Jacques and Marcelle Morgantini

Jacques Morgantini (21 February 1924 – 2 December 2019) and Marcelle Morgantini (née Chailleux, 7 April 1925 – 23 September 2007) were French record producers and promoters of American blues music.

Biography

Jacques Morgantini was born in Montbéliard, eastern France in 1924. He became a jazz fan after hearing his father's records, and while studying chemistry in Toulouse organised a conference on jazz music addressed by Hugues Panassié, the influential critic who was the president of the Hot Club de France. Panassié invited Morgantini to become vice-president of the Hot Club, and in 1945 Morgantini set up the Hot Club de Pau. He started developing a network of contacts in the U.S., which provided a basis for him to invite American jazz and blues performers to perform in France. In 1951, with the support of the Hot Club of France, he invited Big Bill Broonzy to perform in the country.[1][2]

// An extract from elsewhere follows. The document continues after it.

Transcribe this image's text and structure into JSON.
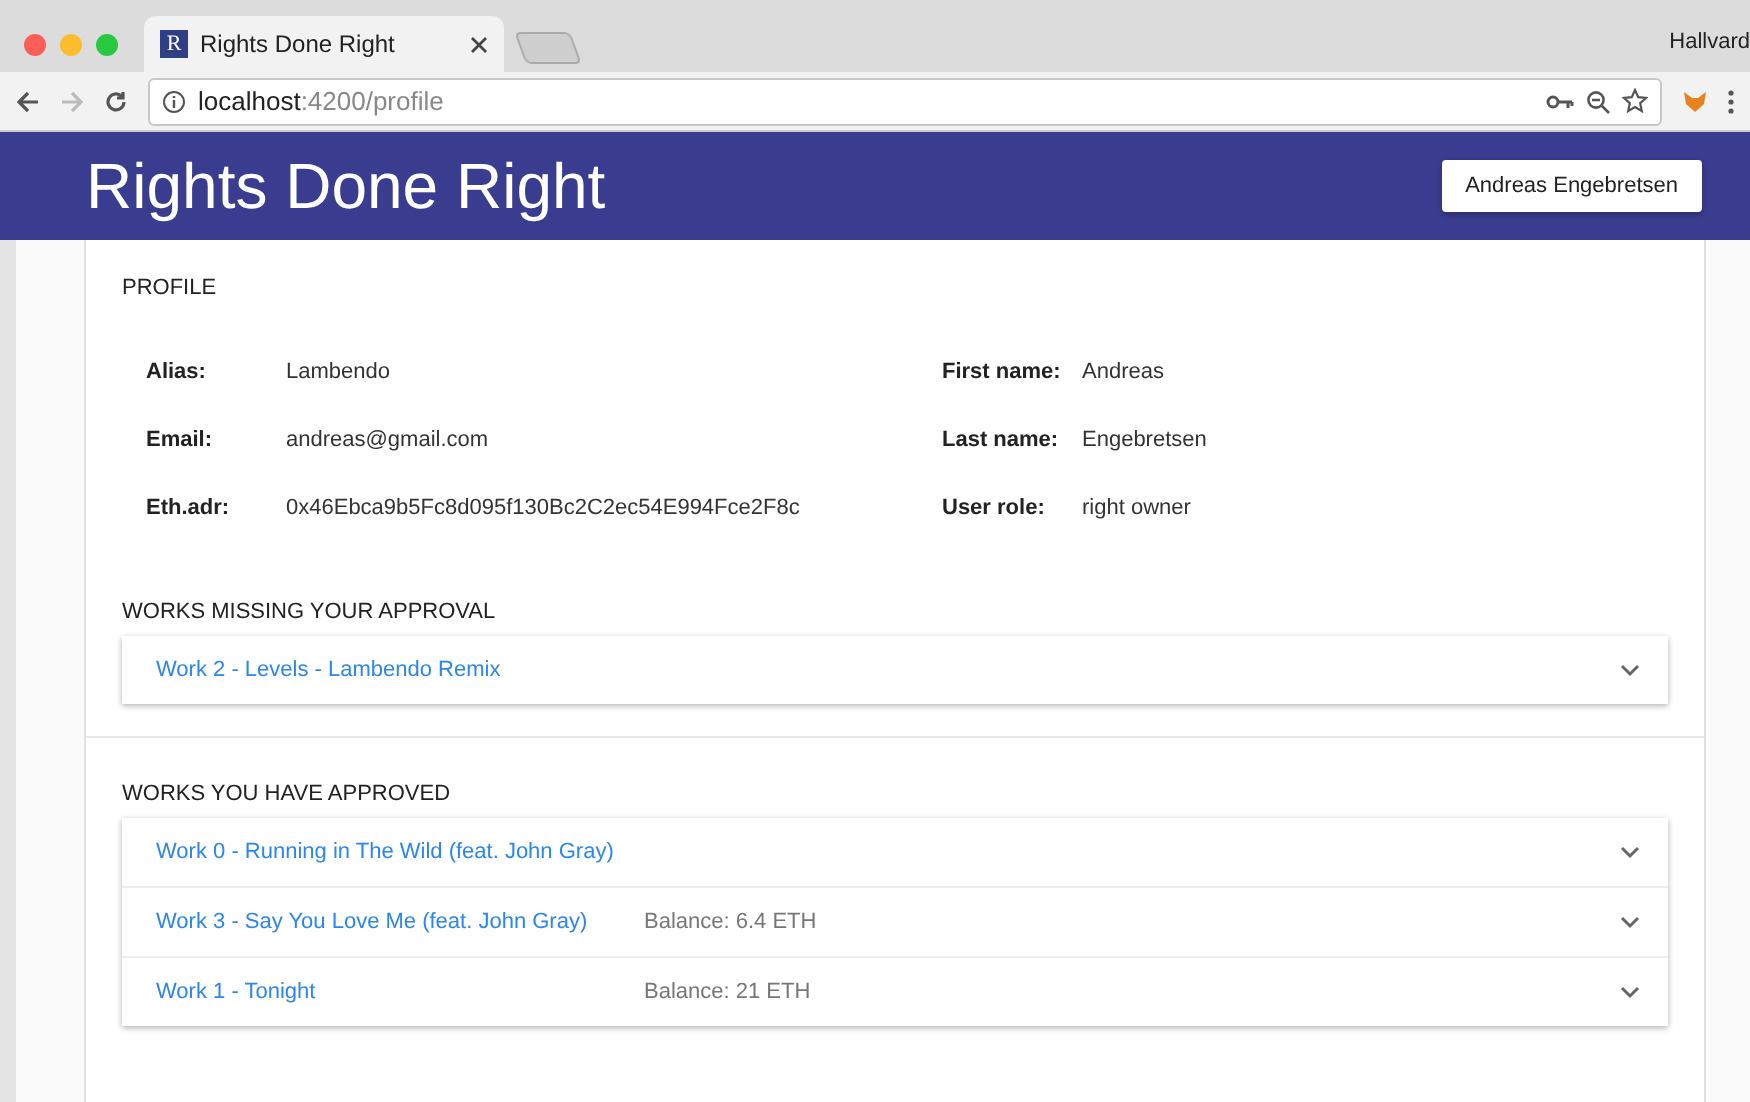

He worked as a salesman for an electrical company, and met Marcelle Chailleux at a conference he organised in Pau to discuss blues music. Marcelle, born in Sarthe, had been a fan of classical music but was drawn by the emotional power of the blues. They married in 1963.[3]

Through Jean-Marie Monastier, the owner of a record store in Bordeaux and later the founder of the Black & Blue record label, they invited further groups of blues musicians to play in France, including the Chicago Blues Festival tours managed by Monastier which featured such musicians as Muddy Waters, John Lee Hooker, T-Bone Walker, Memphis Slim and Koko Taylor . Some of the musicians, including John Lee Hooker and Memphis Slim, were recorded by the Morgantinis, either in their studio at their home in Gan, or in live performance, and their albums were released by Black & Blue.[3][2]

The Morgantinis became friends with many of the performers, notably Jimmy Dawkins and Fred Below, who told them that several leading blues performers in Chicago had never been recorded. With their son Luc, Jacques and Marcelle Morgantini travelled to Chicago in the early 1970s, where they were guided around clubs by Dawkins, Below and Andrew "Big Voice" Odom. In 1975, Marcelle and Luc, together with Monastier, returned to Chicago determined to record struggling performers. She set up her own label, MCM Records, the name deriving from her initials, and on two trips in 1975 recorded club performances by Willie Kent, Willie James Lyons, The Aces, Jimmy Johnson, Luther Johnson, and Bobby King. The following year, she recorded Dawkins, Odom, Eddy Clearwater, Magic Slim, John Littlejohn, Hip Linkchain, and Andrew "Blueblood" McMahon. Her final visit to Chicago clubs in 1977 resulted in recordings by Jimmy Johnson and Robert "Big Mojo" Elem, but in 1978 financial difficulties led to the closure of the MCM label.[3][4][5]

Marcelle Morgantini's set of recordings was described by blues expert Stuart Constable as "a remarkable body of work, not only for the moment in blues history that it captures, but also because of the quality of the sound and the unique character of the performances. The blues was in transit at the time these recordings were made. In the work of Jimmy Dawkins, Magic Slim and Willie James Lyons, you can hear the seeds of blues-rock being sown. At the same time, there is much to bring joy to the hearts of Chicago traditionalists...".[4] Many of the MCM recordings were later released on CD by Storyville Records.[4]

Jacques Morgantini supervised many of the releases on the Black & Blue label. He wrote articles on the music, and liner notes, and helped launch the RCA France "Black and White" blues series, many drawing on his own record collection. He produced the Jazz Forever and Blues Forever series of CDs in the 1980s, before creating a series of compilation CDs for the EPM label and for Frémeaux & Associés as well as the Riverboat series of albums of jump blues musicians.[1]

Marcelle Morgantini died in Gan in 2007, aged 82.[3] Jacques Morgantini continued to record blues musicians, organise concerts, work as a music critic, and present radio programmes of jazz and blues.[1] He received a Keeping The Blues Alive Award in 2017 from the Blues Foundation in Memphis, Tennessee. He died in 2019, aged 95.[6]